Attributes Developed

C - Cognitive/analytical

K - Subject knowledge

T - Transferable skills

P - Professional/Practical skills

Methods of Teaching / Learning

The module learning and teaching strategy is designed to provide a mathematical foundations of computer graphics together with knowledge of the practical implementation in OpenGL through lecture material reinforced with a structured program of exercises, laboratory classes and an individual interactive graphics assignment.

Learning and teaching methods include the following:


  • Lectures covering both mathematical foundations and practical implementation 

  • Exercises sheets to practice mathematical methods presented in lectures 

  • Problem classes in lectures to review solutions to exercise sheets 

  • Computer graphics practical exercises using OpenGL (5 weeks x 2 hour per week supervised laboratory).

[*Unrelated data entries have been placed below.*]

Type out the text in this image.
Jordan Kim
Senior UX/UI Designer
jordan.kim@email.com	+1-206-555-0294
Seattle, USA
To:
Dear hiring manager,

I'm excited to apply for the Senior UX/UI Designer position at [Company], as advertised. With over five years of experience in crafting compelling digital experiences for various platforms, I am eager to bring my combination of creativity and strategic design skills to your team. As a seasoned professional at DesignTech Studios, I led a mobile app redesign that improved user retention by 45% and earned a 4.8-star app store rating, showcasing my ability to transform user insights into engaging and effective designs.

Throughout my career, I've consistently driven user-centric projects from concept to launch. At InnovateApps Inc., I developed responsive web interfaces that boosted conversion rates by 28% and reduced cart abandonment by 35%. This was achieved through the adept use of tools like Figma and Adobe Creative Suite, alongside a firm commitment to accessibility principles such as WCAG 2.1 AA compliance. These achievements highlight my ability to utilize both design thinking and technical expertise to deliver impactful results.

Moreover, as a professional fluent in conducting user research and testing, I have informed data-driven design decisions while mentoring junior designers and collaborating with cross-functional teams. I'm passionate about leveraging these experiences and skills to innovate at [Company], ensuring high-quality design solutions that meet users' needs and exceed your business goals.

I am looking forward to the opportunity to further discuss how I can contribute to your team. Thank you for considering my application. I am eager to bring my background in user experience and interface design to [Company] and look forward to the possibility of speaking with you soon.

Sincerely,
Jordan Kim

  • Computer graphics assignment (5 weeks x 2 hour per week supervised laboratory).


Indicated Lecture Hours (which may also include seminars, tutorials, workshops and other contact time) are approximate and may include in-class tests where one or more of these are an assessment on the module. In-class tests are scheduled/organised separately to taught content and will be published on to student personal timetables, where they apply to taken modules, as soon as they are finalised by central administration. This will usually be after the initial publication of the teaching timetable for the relevant semester.

Reading list

https://readinglists.surrey.ac.uk
Upon accessing the reading list, please search for the module using the module code: EEE2041

Other information

The School of Computer Science and Electronic Engineering is committed to developing graduates with strengths in Employability, Digital Capabilities, Global and Cultural Capabilities, Sustainability, and Resourcefulness and Resilience. This module is designed to allow students to develop knowledge, skills, and capabilities in the following areas:

 

Employability: this module allows students to obtain deep understanding of computer vision and graphics fundamentals that will enable graduates to work in diverse industrial sectors involving film industries, AR/VR development capabilities and digital content generation. Laboratory sessions guide students through the implementation of an interactive computer graphics application, allowing to obtain practical skills that will enable graduates to meet the technical requirements of the prospective employees and build a portfolio.

Digital Capabilities: This module is directly targeting improving students’ digital capabilities. In particular, it provides students with an experience of working with images, 3D shapes, and provides an experience of implementing interactive computer graphics application using OpenGL and C programming language. This knowledge and skill are applicable across a range of hardware devices and platform e.g. desktop, mobile, web.

Programmes this module appears in

Programme Semester Classification Qualifying conditions
Electronic Engineering with Computer Systems BEng (Hons) 2 Optional A weighted aggregate mark of 40% is required to pass the module
Electronic Engineering BEng (Hons) 2 Optional A weighted aggregate mark of 40% is required to pass the module
Electronic Engineering MEng 2 Optional A weighted aggregate mark of 40% is required to pass the module
Computer and Internet Engineering MEng 2 Compulsory A weighted aggregate mark of 40% is required to pass the module
Computer and Internet Engineering BEng (Hons) 2 Compulsory A weighted aggregate mark of 40% is required to pass the module
Electronic Engineering with Computer Systems MEng 2 Optional A weighted aggregate mark of 40% is required to pass the module

Please note that the information detailed within this record is accurate at the time of publishing and may be subject to change. This record contains information for the most up to date version of the programme / module for the 2025/6 academic year.